Comment 16 gfawkes115 2010-02-26 00:33:07 UTC
While diffing Schema.pm in 7.3.2 vs. 7.4.2, I ran across this addition in 7.4.2:

        # Bug 10583 - Also check for MusicBrainz Album Id                                                                       
        my $albumid  = $attributes->{'MUSICBRAINZ_ALBUM_ID'};

That looked suspicious. Bug 10583, filed by moonbase, looks like it was the genesis for supporting tracks from the same album in multiple folders. It also says this:

>  I guess SC wants to compare Album Artist, Album Name, and the complete release
>  date, constructed from both TYER+TDAT. If these dont’ agree or TDAT is
>  empty/non-existent, the match will fail and as many »albums« created as there
>  are tracks on the (real) album!

Getting as many albums as there are tracks is *exactly* the behavior I'm seeing now post-7.3.2. Also, the fix for #10583 was merged for the 7.3.3 release. As I noted in my original report here, I've been sticking with 7.3.2 because of issues I've had with subsequent versions. My memory isn't clear anymore on exactly what broke for me in 7.3.3 -- I only know that I've also tried 7.4.0 and 7.4.2 and experienced the bug I've filed here -- but it makes sense that I would have skipped 7.3.3 after encountering this issue as well.

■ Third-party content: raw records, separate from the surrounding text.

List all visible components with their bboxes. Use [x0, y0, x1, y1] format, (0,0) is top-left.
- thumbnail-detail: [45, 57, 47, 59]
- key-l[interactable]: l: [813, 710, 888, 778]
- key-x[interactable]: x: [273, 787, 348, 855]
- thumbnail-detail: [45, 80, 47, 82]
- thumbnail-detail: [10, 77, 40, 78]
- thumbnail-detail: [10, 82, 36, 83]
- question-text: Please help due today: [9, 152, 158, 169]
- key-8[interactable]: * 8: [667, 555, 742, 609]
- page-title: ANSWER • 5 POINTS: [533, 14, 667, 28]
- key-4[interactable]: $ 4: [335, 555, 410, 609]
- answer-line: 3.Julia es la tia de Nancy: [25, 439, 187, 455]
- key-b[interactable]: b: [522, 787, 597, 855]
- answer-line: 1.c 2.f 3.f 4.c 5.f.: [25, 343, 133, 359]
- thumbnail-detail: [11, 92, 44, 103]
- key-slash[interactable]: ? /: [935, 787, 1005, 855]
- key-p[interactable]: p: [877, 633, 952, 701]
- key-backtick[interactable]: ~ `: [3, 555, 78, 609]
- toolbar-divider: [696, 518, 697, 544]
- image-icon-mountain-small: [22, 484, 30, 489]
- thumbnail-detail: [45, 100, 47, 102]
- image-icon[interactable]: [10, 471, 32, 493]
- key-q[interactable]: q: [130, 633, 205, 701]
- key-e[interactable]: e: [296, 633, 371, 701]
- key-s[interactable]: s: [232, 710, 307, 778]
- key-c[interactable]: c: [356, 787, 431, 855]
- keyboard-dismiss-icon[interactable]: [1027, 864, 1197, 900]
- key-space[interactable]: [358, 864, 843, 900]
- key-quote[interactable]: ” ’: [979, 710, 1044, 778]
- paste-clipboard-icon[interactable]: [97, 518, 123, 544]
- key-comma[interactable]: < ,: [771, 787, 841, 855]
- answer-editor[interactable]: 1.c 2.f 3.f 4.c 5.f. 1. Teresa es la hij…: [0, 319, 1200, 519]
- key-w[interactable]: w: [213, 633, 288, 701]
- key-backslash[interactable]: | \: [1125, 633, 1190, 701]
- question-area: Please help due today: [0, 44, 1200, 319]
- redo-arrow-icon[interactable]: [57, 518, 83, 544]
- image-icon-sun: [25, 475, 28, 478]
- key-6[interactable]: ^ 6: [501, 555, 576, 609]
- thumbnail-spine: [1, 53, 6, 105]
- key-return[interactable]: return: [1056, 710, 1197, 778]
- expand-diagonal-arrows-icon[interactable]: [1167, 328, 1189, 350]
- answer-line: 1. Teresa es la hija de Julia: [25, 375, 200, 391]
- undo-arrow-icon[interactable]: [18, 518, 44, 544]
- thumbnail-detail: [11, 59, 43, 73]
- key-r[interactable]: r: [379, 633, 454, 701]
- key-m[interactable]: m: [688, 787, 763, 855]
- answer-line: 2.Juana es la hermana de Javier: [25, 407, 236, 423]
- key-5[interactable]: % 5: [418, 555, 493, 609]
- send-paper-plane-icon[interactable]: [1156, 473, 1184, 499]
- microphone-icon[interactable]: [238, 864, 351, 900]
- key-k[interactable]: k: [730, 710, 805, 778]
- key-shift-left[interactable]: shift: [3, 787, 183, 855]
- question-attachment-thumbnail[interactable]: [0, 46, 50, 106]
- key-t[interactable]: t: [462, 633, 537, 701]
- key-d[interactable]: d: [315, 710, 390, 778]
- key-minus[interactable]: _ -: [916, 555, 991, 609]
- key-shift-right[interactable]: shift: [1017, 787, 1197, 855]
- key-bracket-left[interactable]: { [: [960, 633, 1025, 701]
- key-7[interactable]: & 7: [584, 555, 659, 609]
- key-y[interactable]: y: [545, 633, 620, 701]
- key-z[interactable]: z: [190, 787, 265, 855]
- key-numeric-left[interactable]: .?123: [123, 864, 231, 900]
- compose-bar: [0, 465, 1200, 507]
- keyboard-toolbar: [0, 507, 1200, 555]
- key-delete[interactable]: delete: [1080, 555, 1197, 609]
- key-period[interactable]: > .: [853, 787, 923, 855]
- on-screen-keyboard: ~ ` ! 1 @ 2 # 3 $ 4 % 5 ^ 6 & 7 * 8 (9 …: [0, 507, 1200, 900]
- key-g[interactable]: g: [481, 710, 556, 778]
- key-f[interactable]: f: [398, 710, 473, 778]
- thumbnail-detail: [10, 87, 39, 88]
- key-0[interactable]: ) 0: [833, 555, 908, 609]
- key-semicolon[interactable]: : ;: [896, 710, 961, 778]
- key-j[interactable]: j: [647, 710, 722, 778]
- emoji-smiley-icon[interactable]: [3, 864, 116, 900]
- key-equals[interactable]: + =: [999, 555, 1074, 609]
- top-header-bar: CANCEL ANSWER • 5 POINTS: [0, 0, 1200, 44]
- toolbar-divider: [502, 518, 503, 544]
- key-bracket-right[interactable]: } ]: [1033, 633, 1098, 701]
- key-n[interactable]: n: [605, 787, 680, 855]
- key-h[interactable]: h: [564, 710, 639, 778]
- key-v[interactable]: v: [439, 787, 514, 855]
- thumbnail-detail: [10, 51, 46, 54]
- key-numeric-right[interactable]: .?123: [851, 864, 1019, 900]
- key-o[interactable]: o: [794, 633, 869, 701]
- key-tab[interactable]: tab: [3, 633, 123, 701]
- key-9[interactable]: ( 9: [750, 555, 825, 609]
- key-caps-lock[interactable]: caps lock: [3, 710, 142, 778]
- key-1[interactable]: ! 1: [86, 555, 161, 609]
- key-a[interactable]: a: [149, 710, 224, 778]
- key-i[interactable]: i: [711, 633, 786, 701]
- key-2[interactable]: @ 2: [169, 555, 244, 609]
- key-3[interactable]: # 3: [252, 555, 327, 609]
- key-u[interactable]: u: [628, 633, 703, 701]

Obviously, from my perspective, the changeset for #10583 fixed one bug and introduced another. I'll keep digging and see if I can come up with a compromise fix.
Comment 17 Mike Walsh 2010-11-11 00:44:30 UTC
i'm just curious, i don't use musicbrainz, but why does it say that the stereo beatles and the mono beatles are the same?  to me, thats ludicrous.  what about the 1987 versions, does it think they are the same too?

i tend to agree with the earlier comment that said MB's DB is the problem.